KUALA LUMPUR, Malaysia (AP) — A Malaysian southern state will hold elections Saturday in a test for Prime Minister Ismail Sabri Yaakob’s ethnic Malay party as it faces off against allies in the government for the first time amid a widening rift.
While the outcome of the Malacca state poll will not affect the federal administration, analysts said it could deepen tensions between the two key Malay parties in the national government and shape how alliances are formed in the next general election.
The Malacca election will see a three-way fight between a camp led by Ismail’s United Malays National Organization, or UMNO, another by ally parties Bersatu and the Pan-Malaysian Islamic Party, or PAS, and the opposition alliance led by Anwar Ibrahim.
UMNO and Bersatu, the two biggest parties in the ruling alliance, are at loggerheads but have agreed to share power until the next national polls, which are not due until 2023 but are widely expected to be called next year.
“The state elections pit allies at the national level against each other. The outcome could put pressure on the national governing alliance and have a spillover effect on other state governments,” said Bridget Welsh, a Southeast Asia expert at Malaysia’s Nottingham University.

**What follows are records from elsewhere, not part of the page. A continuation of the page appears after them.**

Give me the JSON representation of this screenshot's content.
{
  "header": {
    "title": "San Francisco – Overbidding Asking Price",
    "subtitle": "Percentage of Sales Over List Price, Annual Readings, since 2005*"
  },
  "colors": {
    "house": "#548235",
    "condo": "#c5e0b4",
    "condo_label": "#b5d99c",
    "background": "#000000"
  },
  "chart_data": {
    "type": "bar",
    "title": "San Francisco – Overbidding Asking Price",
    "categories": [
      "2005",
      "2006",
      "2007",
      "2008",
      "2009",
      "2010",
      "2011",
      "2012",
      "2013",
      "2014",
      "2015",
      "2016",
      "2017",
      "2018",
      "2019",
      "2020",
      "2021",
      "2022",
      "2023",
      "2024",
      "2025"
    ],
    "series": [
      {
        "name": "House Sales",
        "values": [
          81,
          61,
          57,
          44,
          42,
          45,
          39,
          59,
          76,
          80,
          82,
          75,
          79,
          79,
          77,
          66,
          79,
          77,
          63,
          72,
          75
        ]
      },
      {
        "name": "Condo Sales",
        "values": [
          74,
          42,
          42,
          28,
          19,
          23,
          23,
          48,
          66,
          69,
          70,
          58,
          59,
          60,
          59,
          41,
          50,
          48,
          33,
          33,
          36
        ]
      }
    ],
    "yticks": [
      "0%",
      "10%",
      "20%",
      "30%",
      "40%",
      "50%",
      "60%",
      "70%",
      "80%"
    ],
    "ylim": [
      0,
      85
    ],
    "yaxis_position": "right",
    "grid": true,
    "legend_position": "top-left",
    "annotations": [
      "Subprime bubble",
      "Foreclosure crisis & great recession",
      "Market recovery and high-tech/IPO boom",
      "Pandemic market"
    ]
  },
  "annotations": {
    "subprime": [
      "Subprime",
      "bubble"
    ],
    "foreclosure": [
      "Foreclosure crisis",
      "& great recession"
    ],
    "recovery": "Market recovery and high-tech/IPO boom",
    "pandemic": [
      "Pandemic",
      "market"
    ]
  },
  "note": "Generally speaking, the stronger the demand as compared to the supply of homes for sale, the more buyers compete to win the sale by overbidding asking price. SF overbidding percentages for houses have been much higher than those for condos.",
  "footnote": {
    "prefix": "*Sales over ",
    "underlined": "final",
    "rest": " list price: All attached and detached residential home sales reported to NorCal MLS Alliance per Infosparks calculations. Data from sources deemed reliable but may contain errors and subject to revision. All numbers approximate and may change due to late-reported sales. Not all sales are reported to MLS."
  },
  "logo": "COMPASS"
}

The Malacca polls were called after the UMNO-led state government collapsed when four assemblymen pulled their support. A victory would be a boost for UMNO, which had led Malaysia since independence from Britain in 1957 but was ousted in 2018 elections by Anwar’s reformist alliance amid a multibillion-dollar financial scandal.
Anwar’s alliance, however, crumbled last year after Muhyiddin Yassin withdrew his Bersatu party and formed a new government with UMNO, PAS and several other parties. But Muhyiddin was forced to resign in August after infighting cost him majority support.
Ismail, who was Muhyiddin’s deputy, then took office, bringing back UMNO’s rule.
Ismail has kept a low-profile in the Malacca polls as he sought to maintain an uneasy truce between the feuding camps in his alliance. UMNO’s campaign is led by former Prime Minister Najib Razak, who remains influential despite a conviction and 12-year jail sentence last year for corruption. He is appealing his conviction and also faces several other graft trials.
Campaigning in Malacca, which is around a two-hour drive from Kuala Lumpur, has so far been lackluster amid strict rules as the country emerged from a virus lockdown last month after a successful vaccination roll-out.
Blue and red flags, posters and buntings of the contesting parties are the only visible signs of the election, which will see 112 candidates fighting for 28 seats in the state assembly. Political rallies, walkabouts and house visits are banned, taking the campaigning into social media and making results more unpredictable.
Nearly half a million voters will cast ballots from 8 a.m. (0000 GMT) until 5 p.m. (0900 GMT).
Most observers believe the main fight is between UMNO and Anwar’s opposition alliance. Bersatu lacks grassroot strength and is likely to take on a “spoiler role” by splitting votes among ethnic Malays and reducing the majority for either side, said Oh Ei Sun, senior fellow with the Singapore Institute of International Affairs.
A big win for UMNO could potentially lead to challenges in ruling party states that are helmed by Bersatu, both Welsh and Oh said. It could also accelerate plans to call for early general elections and may prompt PAS and other parties supporting Bersatu to review their alliance, Oh said.
The polls come as Malaysia gradually reopens its borders to vaccinated travelers. The country has vaccinated more than 76% of its population, including most adults. Daily infections have dropped dramatically to around 6,000 from its peak of more than 20,000 in August. The country has recorded 2.56 million cases and nearly 30,000 deaths.